Le rayon d'action des appareils avignonnais atteint pourtant alors Montpellier, Nîmes, Marseille, Le Teil, Veynes, Grenoble, Digne, Narbonne et même Aix en Provence et Toulon! Les autorails peuvent être engagés en Unités multiples ou en couplages avec d'autres types (avec parfois une "esthétique" peu réussie) ou attelés à des voitures ou des remorques spécifiques. Les 9 SOMUA (2 ont été détruits lors de bombardements) d'Avignon commencent à être radiés en 1959, mais 5 exemplaires figurent toujours aux roulements en 1960. Ils commencent à être âgés et sont souvent remplacés par des engins "unifiés", X 3800 "Picasso" plus modernes et plus performants. Peu à peu l'activité des anciens autorails d'origine P.L.M. s'étiole puis s'éteint totalement.

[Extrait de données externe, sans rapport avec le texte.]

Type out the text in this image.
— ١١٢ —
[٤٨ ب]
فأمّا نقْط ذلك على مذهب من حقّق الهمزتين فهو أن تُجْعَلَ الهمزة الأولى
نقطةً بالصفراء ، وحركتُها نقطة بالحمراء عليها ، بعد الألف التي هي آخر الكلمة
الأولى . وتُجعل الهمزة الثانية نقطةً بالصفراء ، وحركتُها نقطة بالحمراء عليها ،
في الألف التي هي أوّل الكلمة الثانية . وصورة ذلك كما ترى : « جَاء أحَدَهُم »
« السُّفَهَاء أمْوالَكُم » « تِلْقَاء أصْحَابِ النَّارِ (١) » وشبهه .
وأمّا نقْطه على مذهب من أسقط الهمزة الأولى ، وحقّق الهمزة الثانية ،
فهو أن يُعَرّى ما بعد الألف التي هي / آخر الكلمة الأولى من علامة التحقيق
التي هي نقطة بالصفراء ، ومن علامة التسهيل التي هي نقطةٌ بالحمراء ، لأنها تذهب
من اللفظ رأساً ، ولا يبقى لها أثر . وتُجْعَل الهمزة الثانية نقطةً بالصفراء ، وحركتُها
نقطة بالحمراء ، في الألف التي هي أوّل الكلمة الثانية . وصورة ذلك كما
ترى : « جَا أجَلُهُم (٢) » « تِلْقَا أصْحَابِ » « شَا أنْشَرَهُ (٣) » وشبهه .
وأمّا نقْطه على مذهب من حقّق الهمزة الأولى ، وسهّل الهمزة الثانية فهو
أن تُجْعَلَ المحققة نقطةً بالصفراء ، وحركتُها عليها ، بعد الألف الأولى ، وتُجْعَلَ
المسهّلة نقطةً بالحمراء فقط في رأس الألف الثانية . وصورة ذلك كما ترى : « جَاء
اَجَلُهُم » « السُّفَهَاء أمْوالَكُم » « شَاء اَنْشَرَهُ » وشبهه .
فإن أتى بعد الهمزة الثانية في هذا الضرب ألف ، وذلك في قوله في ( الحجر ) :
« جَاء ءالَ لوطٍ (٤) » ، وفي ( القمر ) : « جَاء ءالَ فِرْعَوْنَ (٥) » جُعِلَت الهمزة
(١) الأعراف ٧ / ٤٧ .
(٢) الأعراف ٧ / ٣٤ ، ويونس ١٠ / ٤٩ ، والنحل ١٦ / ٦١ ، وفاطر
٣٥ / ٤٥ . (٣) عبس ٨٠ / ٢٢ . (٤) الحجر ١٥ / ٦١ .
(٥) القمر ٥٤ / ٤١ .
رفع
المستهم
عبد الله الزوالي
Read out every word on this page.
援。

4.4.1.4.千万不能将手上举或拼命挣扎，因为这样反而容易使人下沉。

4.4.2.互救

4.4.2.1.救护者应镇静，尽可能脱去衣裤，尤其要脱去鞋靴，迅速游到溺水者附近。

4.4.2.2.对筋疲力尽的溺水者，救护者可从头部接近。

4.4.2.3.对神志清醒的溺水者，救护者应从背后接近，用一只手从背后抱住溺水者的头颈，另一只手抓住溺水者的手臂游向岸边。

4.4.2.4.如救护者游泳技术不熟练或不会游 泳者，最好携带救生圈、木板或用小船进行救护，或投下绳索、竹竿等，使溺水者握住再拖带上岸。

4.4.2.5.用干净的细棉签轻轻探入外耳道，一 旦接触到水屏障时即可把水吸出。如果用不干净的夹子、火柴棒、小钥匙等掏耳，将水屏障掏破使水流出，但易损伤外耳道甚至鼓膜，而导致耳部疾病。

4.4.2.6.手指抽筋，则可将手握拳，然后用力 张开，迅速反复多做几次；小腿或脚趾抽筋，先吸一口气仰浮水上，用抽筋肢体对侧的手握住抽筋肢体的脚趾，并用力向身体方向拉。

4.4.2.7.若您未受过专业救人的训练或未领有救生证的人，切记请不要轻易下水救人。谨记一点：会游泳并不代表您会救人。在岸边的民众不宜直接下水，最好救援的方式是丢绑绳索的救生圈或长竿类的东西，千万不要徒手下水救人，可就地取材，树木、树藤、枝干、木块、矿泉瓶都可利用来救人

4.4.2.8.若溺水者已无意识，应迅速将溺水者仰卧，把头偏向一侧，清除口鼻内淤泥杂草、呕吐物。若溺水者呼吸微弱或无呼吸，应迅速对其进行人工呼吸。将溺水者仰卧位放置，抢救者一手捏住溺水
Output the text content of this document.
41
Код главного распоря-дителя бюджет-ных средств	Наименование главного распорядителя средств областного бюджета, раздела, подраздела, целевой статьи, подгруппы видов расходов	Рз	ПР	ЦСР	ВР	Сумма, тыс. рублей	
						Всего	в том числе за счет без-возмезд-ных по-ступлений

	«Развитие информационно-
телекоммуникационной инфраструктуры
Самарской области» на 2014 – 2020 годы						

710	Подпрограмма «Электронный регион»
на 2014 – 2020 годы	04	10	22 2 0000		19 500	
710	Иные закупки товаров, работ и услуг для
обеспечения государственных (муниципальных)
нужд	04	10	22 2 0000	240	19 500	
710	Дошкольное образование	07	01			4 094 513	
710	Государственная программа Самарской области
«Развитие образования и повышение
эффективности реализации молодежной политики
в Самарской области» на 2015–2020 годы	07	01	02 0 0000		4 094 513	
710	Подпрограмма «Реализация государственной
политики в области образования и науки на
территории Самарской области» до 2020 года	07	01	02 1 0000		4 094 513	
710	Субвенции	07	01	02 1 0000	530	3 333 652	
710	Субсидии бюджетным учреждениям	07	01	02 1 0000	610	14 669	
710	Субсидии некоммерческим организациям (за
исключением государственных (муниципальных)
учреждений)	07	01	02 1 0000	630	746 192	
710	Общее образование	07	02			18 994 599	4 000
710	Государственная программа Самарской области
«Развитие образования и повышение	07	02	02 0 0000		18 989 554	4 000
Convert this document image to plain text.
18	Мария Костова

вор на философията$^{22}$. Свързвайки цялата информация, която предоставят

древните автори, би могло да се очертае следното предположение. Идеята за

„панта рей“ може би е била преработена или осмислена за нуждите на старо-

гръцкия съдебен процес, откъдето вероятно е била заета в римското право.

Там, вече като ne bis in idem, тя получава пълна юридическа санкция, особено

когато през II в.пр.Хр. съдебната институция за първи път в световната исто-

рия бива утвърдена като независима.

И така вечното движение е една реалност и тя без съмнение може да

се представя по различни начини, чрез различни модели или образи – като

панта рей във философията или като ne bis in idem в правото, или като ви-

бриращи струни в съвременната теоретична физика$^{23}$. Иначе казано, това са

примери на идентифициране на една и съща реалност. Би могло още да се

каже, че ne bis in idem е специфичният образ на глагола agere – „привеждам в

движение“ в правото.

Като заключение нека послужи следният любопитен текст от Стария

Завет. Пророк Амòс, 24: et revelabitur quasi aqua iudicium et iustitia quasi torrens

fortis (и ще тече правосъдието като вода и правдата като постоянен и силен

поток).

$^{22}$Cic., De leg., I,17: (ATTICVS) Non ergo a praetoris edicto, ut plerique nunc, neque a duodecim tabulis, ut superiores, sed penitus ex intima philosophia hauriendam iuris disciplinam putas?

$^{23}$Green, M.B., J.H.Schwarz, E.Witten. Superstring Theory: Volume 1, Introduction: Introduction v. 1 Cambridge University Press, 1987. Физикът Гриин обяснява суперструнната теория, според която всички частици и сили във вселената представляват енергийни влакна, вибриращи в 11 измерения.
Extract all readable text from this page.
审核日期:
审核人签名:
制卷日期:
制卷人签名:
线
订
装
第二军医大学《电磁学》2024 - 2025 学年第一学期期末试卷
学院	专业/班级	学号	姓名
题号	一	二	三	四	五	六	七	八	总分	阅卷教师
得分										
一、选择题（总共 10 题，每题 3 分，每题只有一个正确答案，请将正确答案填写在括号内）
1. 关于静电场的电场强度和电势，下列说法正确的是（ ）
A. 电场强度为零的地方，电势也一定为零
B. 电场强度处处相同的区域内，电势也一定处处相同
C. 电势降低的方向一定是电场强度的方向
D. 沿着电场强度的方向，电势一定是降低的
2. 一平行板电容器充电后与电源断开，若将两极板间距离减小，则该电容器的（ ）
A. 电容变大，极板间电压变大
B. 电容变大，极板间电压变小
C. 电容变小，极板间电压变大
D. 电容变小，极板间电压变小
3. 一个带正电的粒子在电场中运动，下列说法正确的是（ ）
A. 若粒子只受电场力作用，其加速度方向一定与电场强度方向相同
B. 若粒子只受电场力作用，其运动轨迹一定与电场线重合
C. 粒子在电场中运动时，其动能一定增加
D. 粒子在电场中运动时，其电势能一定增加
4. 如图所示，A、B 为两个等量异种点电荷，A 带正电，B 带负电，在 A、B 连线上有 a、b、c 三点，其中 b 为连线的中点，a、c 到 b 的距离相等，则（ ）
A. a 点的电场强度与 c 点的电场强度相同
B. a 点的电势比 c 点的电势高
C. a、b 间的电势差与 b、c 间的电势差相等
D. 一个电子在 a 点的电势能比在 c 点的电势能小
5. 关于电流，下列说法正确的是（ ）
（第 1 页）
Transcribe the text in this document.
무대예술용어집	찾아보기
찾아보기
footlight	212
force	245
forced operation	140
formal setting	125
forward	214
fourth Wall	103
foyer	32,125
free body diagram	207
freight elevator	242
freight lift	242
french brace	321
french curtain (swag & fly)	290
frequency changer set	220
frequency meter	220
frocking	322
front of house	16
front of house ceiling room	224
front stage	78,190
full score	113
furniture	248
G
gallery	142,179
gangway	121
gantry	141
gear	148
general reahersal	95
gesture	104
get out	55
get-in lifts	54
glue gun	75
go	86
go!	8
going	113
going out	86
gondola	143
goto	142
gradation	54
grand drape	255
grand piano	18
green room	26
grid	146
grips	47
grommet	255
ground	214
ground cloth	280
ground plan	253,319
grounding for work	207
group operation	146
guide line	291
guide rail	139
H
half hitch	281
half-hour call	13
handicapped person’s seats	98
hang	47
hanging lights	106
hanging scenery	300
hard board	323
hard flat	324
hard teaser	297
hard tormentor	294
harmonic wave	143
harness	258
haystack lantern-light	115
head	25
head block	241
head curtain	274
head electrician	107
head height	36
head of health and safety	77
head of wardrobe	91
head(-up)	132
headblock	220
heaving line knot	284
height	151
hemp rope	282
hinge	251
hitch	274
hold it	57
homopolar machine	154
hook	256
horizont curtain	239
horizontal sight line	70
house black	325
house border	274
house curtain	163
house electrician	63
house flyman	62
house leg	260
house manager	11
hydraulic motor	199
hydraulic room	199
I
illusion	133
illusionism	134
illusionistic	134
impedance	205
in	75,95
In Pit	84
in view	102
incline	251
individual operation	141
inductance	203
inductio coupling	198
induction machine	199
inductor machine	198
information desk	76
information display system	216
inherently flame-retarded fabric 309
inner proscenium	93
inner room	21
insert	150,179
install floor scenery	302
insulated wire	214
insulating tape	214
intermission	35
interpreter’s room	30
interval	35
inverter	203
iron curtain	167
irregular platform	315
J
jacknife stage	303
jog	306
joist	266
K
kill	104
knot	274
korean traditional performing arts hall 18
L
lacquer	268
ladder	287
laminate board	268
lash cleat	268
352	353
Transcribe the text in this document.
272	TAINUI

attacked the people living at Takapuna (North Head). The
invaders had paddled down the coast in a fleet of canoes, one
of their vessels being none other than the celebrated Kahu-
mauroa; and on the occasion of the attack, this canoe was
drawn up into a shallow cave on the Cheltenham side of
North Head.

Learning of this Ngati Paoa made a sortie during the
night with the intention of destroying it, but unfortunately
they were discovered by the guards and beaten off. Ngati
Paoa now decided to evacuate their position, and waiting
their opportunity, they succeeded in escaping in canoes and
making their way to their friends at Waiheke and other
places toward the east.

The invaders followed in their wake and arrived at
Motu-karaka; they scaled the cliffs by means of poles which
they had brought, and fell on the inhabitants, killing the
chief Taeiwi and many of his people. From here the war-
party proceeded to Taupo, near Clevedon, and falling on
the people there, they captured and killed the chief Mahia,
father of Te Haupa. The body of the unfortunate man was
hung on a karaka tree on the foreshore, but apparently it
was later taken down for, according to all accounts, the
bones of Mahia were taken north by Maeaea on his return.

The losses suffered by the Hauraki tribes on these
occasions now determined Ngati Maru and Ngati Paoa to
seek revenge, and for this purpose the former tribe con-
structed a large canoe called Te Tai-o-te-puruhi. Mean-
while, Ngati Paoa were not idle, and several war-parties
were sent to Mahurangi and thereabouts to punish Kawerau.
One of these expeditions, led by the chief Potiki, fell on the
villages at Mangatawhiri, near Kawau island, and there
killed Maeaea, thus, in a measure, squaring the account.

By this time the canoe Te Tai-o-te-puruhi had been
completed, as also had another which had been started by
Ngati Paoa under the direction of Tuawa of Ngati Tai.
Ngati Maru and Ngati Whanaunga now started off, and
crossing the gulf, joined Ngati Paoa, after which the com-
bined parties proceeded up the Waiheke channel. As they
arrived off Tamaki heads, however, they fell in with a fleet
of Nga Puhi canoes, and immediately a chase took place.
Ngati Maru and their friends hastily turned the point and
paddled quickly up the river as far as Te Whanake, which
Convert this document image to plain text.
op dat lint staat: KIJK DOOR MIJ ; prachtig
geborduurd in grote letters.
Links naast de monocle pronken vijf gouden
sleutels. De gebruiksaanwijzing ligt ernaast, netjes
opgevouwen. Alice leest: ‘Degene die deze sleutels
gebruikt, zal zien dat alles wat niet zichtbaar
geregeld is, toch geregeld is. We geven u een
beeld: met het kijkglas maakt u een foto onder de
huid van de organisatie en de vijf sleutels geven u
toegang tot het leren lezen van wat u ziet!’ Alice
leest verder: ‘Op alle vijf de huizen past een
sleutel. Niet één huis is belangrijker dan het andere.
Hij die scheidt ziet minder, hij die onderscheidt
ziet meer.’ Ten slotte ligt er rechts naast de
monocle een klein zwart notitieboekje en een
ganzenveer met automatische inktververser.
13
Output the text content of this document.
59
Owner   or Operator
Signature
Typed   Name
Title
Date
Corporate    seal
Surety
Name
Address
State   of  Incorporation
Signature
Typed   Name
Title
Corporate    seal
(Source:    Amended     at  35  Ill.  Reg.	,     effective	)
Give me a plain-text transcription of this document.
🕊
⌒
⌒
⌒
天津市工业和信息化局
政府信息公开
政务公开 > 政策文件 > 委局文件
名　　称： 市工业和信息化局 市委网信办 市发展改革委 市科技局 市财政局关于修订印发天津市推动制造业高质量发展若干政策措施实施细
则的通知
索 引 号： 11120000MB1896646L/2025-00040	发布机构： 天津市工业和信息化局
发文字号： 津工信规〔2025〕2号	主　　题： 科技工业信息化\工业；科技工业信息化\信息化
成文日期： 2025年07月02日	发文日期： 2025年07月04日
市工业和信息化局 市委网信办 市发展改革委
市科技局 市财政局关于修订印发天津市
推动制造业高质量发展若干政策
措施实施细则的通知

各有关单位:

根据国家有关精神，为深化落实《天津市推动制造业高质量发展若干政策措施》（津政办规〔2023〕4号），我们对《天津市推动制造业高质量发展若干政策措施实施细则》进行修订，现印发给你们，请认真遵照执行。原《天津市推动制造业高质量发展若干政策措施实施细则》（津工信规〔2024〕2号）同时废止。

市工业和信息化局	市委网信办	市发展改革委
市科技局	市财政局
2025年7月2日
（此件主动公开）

L'autorail pourrait-il encore sauver la petite ligne du Buis?
Il ne circule bientôt que des "caravelles" X 4300 ainsi que quelques RENAULT X 4200 ("panoramiques") ou X 3800 de Marseille mais le dépôt d'Avignon qui possède un contingent d'automotrices Z 7100, n'a plus en propre la gérance d'autorails.
Arrivée d'un autorail avec 3 remorques en gare d'Avignon dans les années 50.
Passage d'un autorail panoramique en gare de Cavaillon lors d'un voyage spécial du COPEF en 1983. Un style résolument moderne et des solutions technique d'avant garde sur cette série de magnifiques engins!
Les automotrices...
Une brochure S.N.C.F... On aperçoit des automotrices sous la rotonde et une RGP sur le tour de reprofilage des roues.
Avec l'électrification de la ligne impériale arrivent en Vaucluse les automotrices électriques de type Z 7100, puis Z2. Le développement de l'offre TER et la modernisation du matériel des années 2000 nous permettent de trouver maintenant sur le réseau des rames X TER, T.E.R. 2N, ainsi que des autorails à grande capacité... Mais Avignon, reçoit également en transit, dans les années 60/70, les automoteurs diésel T.E.E. Ligure ou des RGP comme le Catalan ou le Rhodanien.
Automotrice TEE le "LIGURE" à Avignon dans les années 60.
Matériel "moderne" à Avignon, Courthézon...
Attention au départ de la double rame d'automotrices Z2 en gare de Sorgue...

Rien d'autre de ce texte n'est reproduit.